What do you think the net impact is, if any, on M&A plans given the current economic situation?
Lower Valuations Can Be Expected – Caution in the Air
While M&A isn’t expected to let up in 2023, our experience closing four transactions during the final quarter of 2022 indicated that buyers want to continue to deploy capital, but only if the right conditions exist. We did, however, see valuations drop slightly, especially with companies who rely heavily on one or two vendors. The feeling amongst buyers is that large vendors such as Microsoft, Oracle, Amazon, and IBM will continue to squeeze margins from their partner channels. And those partners who rely heavily on one vendor specifically are at a greater risk for valuation deterioration should their vendor reduce margins.
Also on the valuation front, per the Equiteq Global Buyers Report: they are seeing some Strategic and Private Equity buyers adjusting their valuation metrics downward (regardless of vendor concentration) to navigate the current economic situation. In this case, it is mostly Strategic buyers that are taking corrective action, primarily by adjusting valuation metrics [50%] and deal structure [29%], and refocusing their efforts on the most strategically aligned targets.
In the Private Equity world, cautious optimism still exists as there is still an abundance of capital (dry powder), but they don’t want to be reckless in deploying it. Whereas with Strategic buyers, this is not the case; these buyers don’t want to take on large amounts of debt or stretch themselves when it comes to cash flows to buy companies at astronomical valuations.
One Word of Caution
If you know me and have read my content, you probably know by now that I am all about transparency. The reason, in part, that I got into M&A advisory consulting is because I felt that many advisors were just in it to make a profit and didn’t really help their clients succeed in the process of selling their companies – more on that in another post.

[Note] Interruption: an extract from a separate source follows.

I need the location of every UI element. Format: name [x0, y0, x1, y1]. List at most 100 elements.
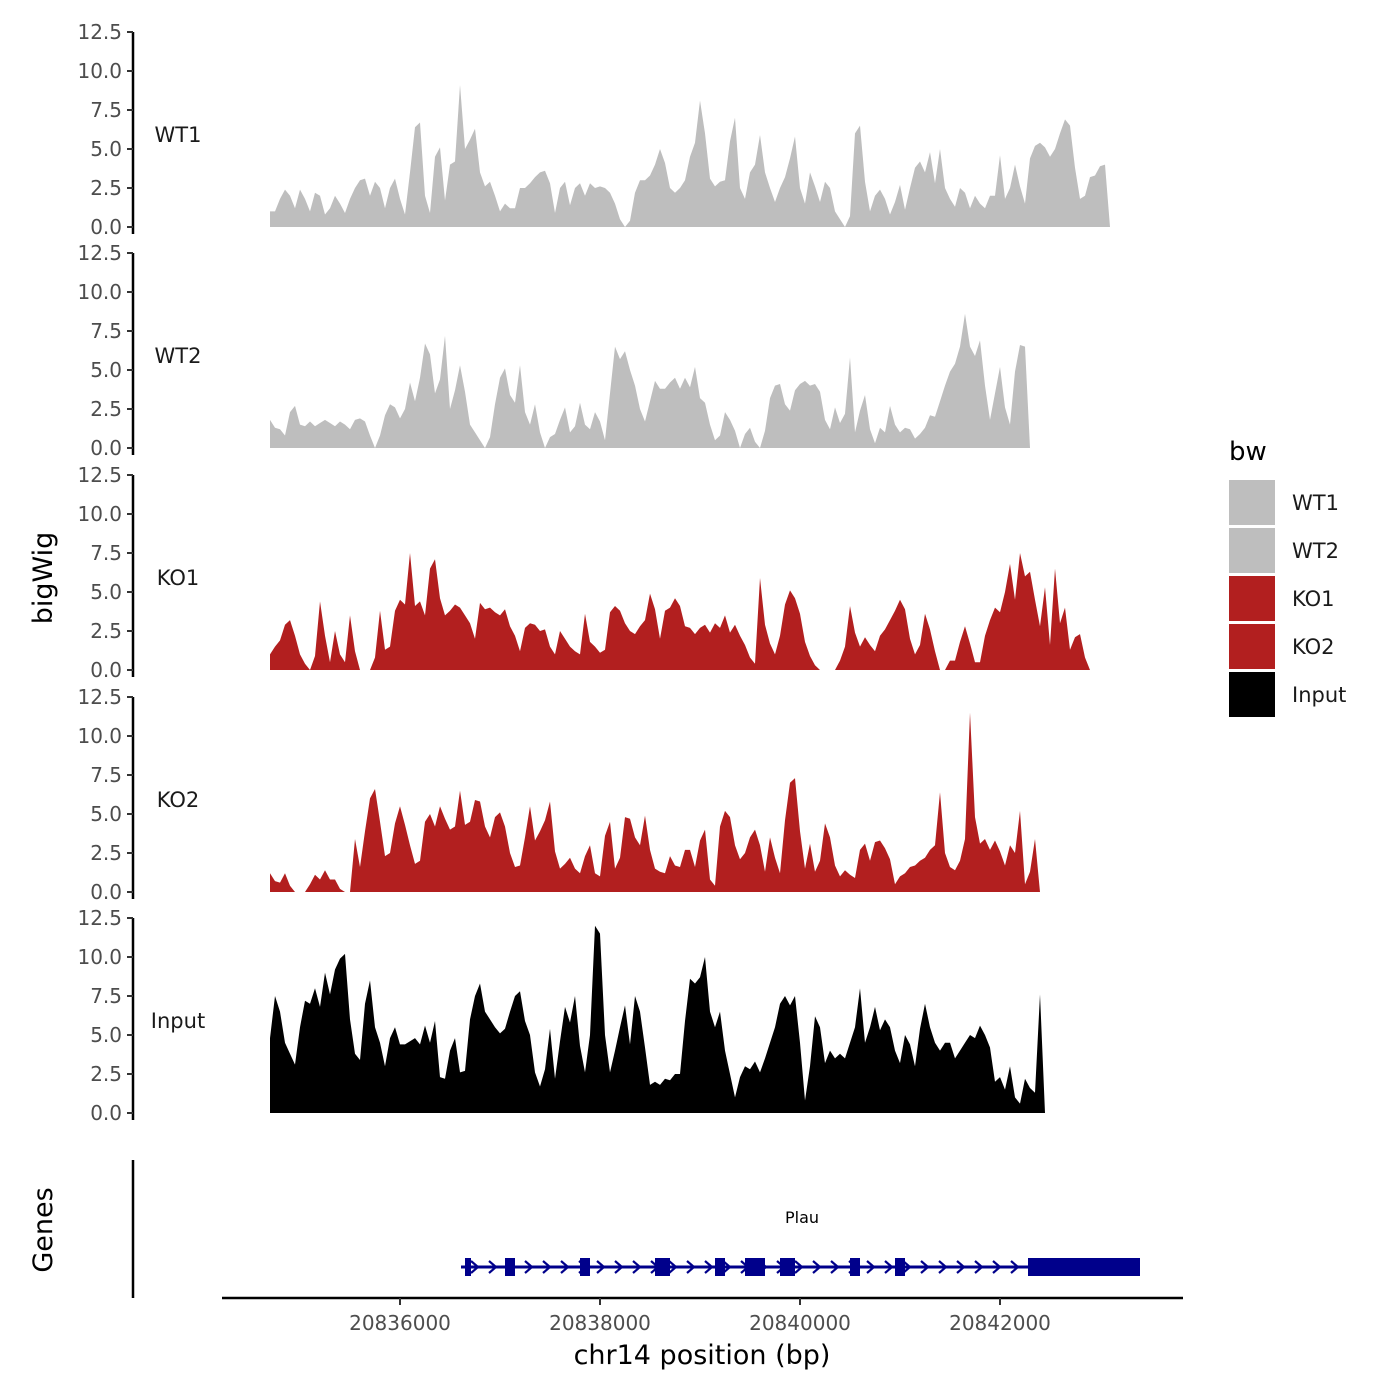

That said, while I had a great year, here is my word of caution… I recently found myself in a national conference session with other M&A colleagues sharing how well last year went and discussing M&A and what 2023 might look like. Most of my peers want sellers to believe that valuations are NOT changing, because the deals they were completing (which started in early 2022 and are now closing) locked in some nice multiples before all the economic changes I mentioned above hit the market. So, this statement about valuations was made based on deals forged earlier in 2022, NOT TODAY.
Here is the reality: with interest rates up 4% year over year, there is no way that valuations don’t change. They have to, unless the acquisition is being made without debt (which happens, but is rare) or the PE firm has a line of debt that has locked in interest rates at 2022 values for 2023 (also rare, but possible). Strategic buyers and even Private Equity, with their vast amounts of dry capital, continue to use debt to fund acquisitions, so valuations must change to fund that debt.
Here is another reality: those companies with a high amount of recurring revenue, strong gross profit margins, a diverse customer base, and a strong management team behind it will always receive the best offers from buyers who will continue to make acquisitions in 2023 and beyond. Demand for IT services remains high as companies continue their journey in digital transformation, and human capital continues to be harder and harder to find. So, regardless of interest rates and the world economy, my feeling (along with most of the rest of the buyers survey above) is that M&A will remain strong in 2023. Make the most of it!